Most organizations deploying agents haven't defined what a successful outcome looks like in operational terms. The kind of terms you'd need to evaluate whether an agent's output was actually good enough. Barely half of organizations run formal evaluations on their agents. That looks like a tooling gap until you notice the deeper problem: if you haven't said what "correct" means, you can't tell whether you've achieved it, and you can't build an eval to check.
Vacuums get filled. Usually by whatever's closest.
At the protocol layer, MCP now has 97 million monthly SDK downloads and sits under the Linux Foundation. Its tool annotation system encodes defaults about what constitutes a risky interaction: destructive, non-idempotent, open-world. These are optional hints, and no client enforces them consistently. The Enterprise Working Group that would define audit trails, auth flows, and access governance? The roadmap says it's expected "to form." Future tense. The protocol most teams encounter today carries no opinion about who should access what, under what conditions, with what trail. That absence is itself a kind of specification.
Why do organizations leave this work undone? Some of it is genuinely hard in a way that compounds on itself. Defining "correct" for an agent doing complex work requires the same domain expertise the agent is supposed to augment. The person who could write the spec is often the person whose judgment the agent is meant to scale. That circularity doesn't resolve with better tooling. Some of it is organizational: writing the spec forces implicit disagreements about quality and accountability into the open. Easier to pilot indefinitely than to commit to a definition someone owns.
Infrastructure fills the gap regardless. Pricing models define what counts as a completed task. Protocol defaults define what counts as a safe tool interaction. Eval frameworks define what counts as quality. One way to read this: it's a reasonable division of labor. Organizations that will never write their own specification may genuinely be better served by thoughtful defaults than by no specification at all. AWS made S3 Block Public Access optional in 2018, then a console default, then universal in 2023. Millions of security postures shaped by a migration path. For most of those organizations, the default was better than what they would have chosen on their own.
But storage defaults governed data access. Agent infrastructure defaults are starting to govern what counts as a completed task, a trustworthy tool, a quality interaction. The surface area is wider, and the judgments are less obviously technical. Organizations with systematic evaluation frameworks see roughly six times higher production success rates. The common thread seems to be that someone sat down and defined what "good" meant before infrastructure defined it for them.
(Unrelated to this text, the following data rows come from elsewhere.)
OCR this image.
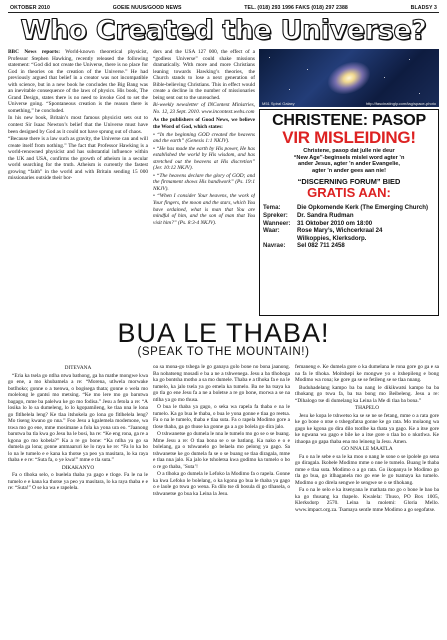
OKTOBER 2010	GOEIE NUUS/GOOD NEWS	TEL. (018) 293 1996 FAKS (018) 297 2388	BLADSY 3
Who Created the Universe?

BBC News reports: World-known theoretical physicist, Professor Stephen Hawking, recently released the following statement: “God did not create the Universe, there is no place for God in theories on the creation of the Universe.” He had previously argued that belief in a creator was not incompatible with science, but in a new book he concludes the Big Bang was an inevitable consequence of the laws of physics. His book, The Grand Design, states there is no need to invoke God to set the Universe going. “Spontaneous creation is the reason there is something,” he concluded.

In his new book, Britain’s most famous physicist sets out to contest Sir Isaac Newton’s belief that the Universe must have been designed by God as it could not have sprung out of chaos.

“Because there is a law such as gravity, the Universe can and will create itself from nothing.” The fact that Professor Hawking is a world-renowned physicist and has substantial influence within the UK and USA, confirms the growth of atheism in a secular world searching for the truth. Atheism is currently the fastest growing “faith” in the world and with Britain sending 15 000 missionaries outside their bor-

ders and the USA 127 000, the effect of a “godless Universe” could shake missions dramatically. With more and more Christians leaning towards Hawking’s theories, the Church stands to lose a next generation of Bible-believing Christians. This in effect would create a decline in the number of missionaries being sent out to the unreached.

Bi-weekly newsletter of INContext Ministries, No. 12, 23 Sept. 2010. www.incontext.webs.com

As the publishers of Good News, we believe the Word of God, which states:

• “In the beginning GOD created the heavens and the earth” (Genesis 1:1 NKJV).

• “He has made the earth by His power, He has established the world by His wisdom, and has stretched out the heavens at His discretion” (Jer. 10:12 NKJV).

• “The heavens declare the glory of GOD; and the firmament shows His handiwork” (Ps. 19:1 NKJV).

• “When I consider Your heavens, the work of Your fingers, the moon and the stars, which You have ordained, what is man that You are mindful of him, and the son of man that You visit him?” (Ps. 8:3-4 NKJV).

M51 Spiral Galaxy	http://fascinatingly.com/tag/space-photo
CHRISTENE: PASOP
VIR MISLEIDING!
Christene, pasop dat julle nie deur
“New Age”-beginsels mislei word agter ’n
ander Jesus, agter ’n ander Evangelie,
agter ’n ander gees aan nie!
“DISCERNING FORUM” BIED
GRATIS AAN:
Tema:	Die Opkomende Kerk (The Emerging Church)
Spreker:	Dr. Sandra Rudman
Wanneer:	31 Oktober 2010 om 18:00
Waar:	Rose Mary’s, Wichcerkraal 24
Wilkoppies, Klerksdorp.
Navrae:	Sel 082 711 2458
BUA LE THABA!
(SPEAK TO THE MOUNTAIN!)
DITEVANA

“Eria ka tsela go ntlha ntwa bathong, ga ba mathe mongwe kwa go ene, a mo khubamela a re: “Morena, utlwela morwake botlhoko; gonne o a tsenwa, o bogisega thata; gonne o wela mo molelong le gantsi mo metsing. “Ke mo lere mo go barutwa bagago, mme ba palelwa ke go mo fodisa.” Jesu a fetola a re: “A losika lo lo sa dumeleng, lo lo kgopamileng, ke tlaa nna le lona go fitlhelela leng? Ke tlaa itshokela go lona go fitlhelela leng? Mo tiseng kwano go nna.” Foo Jesu a kgalemela modemone, wa tswa mo go ene, mme mosimane a fola ka yona ura eo. “Jaanong barutwa ba tla kwa go Jesu ba le bosi, ba re: “Ke eng rona, ga re a kgona go mo kobela?” Ka a re go bone: “Ka ntlha ya go sa dumela ga lona; gonne ammaaruri ke lo raya ke re: “Fa lo ka bo lo na le tumelo e e kana ka thotse ya peo ya masitara, lo ka raya thaba e e re: “Suta fa, o ye kwa!” mme e tla suta.”

DIKAKANYO

Fa o tlhoka selo, o buelela thaba ya gago e tloge. Fa le na le tumelo e e kana ka thotse ya peo ya masitara, lo ka raya thaba e e re: “Suta!” O se ka wa e rapelela.

oa sa mona-go tshega le go ganaya golo bone no bona jaanong. Ba nobatseng mosadi e ba a ne a tshwenega. Jesu a ba tlhoboga ka go bontsha motho a sa mo dumele. Thaba e a tlhoka fa e na le tumelo, ka jalo tsela ya go emela ka tumelo. Ba ne ba tsaya ka go tla go ene Jesu fa a ne a boletse a re go bone, morwa a se na ntlha ya go mo thusa.

O bua le thaba ya gago, o seka wa rapela fa thaba e na le tumelo. Ka go bua le thaba, o bua le yona gonne e tlaa go reetsa. Fa o na le tumelo, thaba e tlaa suta. Fa o rapela Modimo gore a tlose thaba, ga go thuse ka gonne ga a a go bolela go dira jalo.

O tshwanetse go dumela le nna le tumelo mo go se o se buang. Mme Jesu a re: O tlaa bona se o se batlang. Ka nako e o e bolelang, ga o tshwanelo go belaela mo pelong ya gago. Sa tshwanetse ke go dumela fa se o se buang se tlaa diragala, mme e tlaa nna jalo. Ka jalo ke tsholetsa kwa godimo ka tumelo o bo o re go thaba, ’Suta’!

O a tlhoka go dumela le Lefoko la Modimo fa o rapela. Gonne ka kwa Lefoko le bolelang, o ka kgona go bua le thaba ya gago o e laole go tswa go wena. Fa dilo tse di bosula di go tlhasela, o tshwanetse go bua ka Leina la Jesu.

femaneng e. Ke dumela gore o ka dumelana le rona gore go ga e sa na fa le tlhoka. Moitshepi ke mongwe yo o itshepileng e bong Modimo wa rona; ke gore ga se se fetileng se se tlaa nnang.

Buduhadelang kampo ba ba nang le dikikwatsi kampo ba ba tlhokang go tswa fa, ba tsa bong mo Beibeleng. Jesu a re: “Dihalogo tse di dumelang ka Leina la Me di tlaa ba bona.”

THAPELO

Jesu ke kopa le tshwetso ka se se ne se fetang, mme o a rata gore ke go bone o ntse o tshegofatsa gonne ke go rata. Mo molaong wa gago ke kgona go dira dilo tsotlhe ka thata ya gago. Ke a itse gore ke ngwana wa gago e bile ke a itse gore o tlaa bo o nkutlwa. Ke ithaopa go gapa thaba ena mo leineng la Jesu. Amen.

GO NNA LE MAATLA

Fa o na le sebe e sa le ka moo o nang le sone o se ipolele go sena go diragala. Ikobele Modimo mme o nne le tumelo. Buang le thaba mme e tlaa suta. Modimo o a go rata. Go ikopanya le Modimo go tla go bua, go itlhaganela mo go ene le go tsamaya ka tumelo. Modimo o go direla sengwe le sengwe se o se tlhokang.

Fa o na le selo e ka itsenyana le mathata mo go o bone le bao ba ka go thusang ka thapelo. Kwalela: Thuso, PO Box 1005, Klerksdorp 2570. Leina la molemi: Gloria Mello. www.impact.org.za. Tsamaya sentle mme Modimo a go segofatse.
Defaults that nobody recognizes as specification decisions are the hardest ones to revisit. An organization optimizing against a vendor's definition of "resolved" might never realize the choice was already made.
Things to follow up on...
- MCP's annotation trust problem: The protocol's co-creator asked during review what value hints provide when they can't be trusted, and that question still shapes every annotation proposal today.
- The 15% readiness finding: Fivetran's 2026 Agentic AI Readiness Index found that only 15% of organizations are fully prepared for production agentic AI, even as nearly 60% report investing millions.
- Reliability lagging capability gains: A February 2026 paper found that despite steady accuracy improvements across 12 frontier models, reliability barely budged over 18 months, suggesting that specification and evaluation gaps compound at the operational layer.
- Seat-based pricing in retreat: A recent industry study found seat-based SaaS pricing fell from 21% to 15% of companies in twelve months while hybrid models surged to 41%, suggesting outcome definitions embedded in pricing are becoming the norm rather than the exception.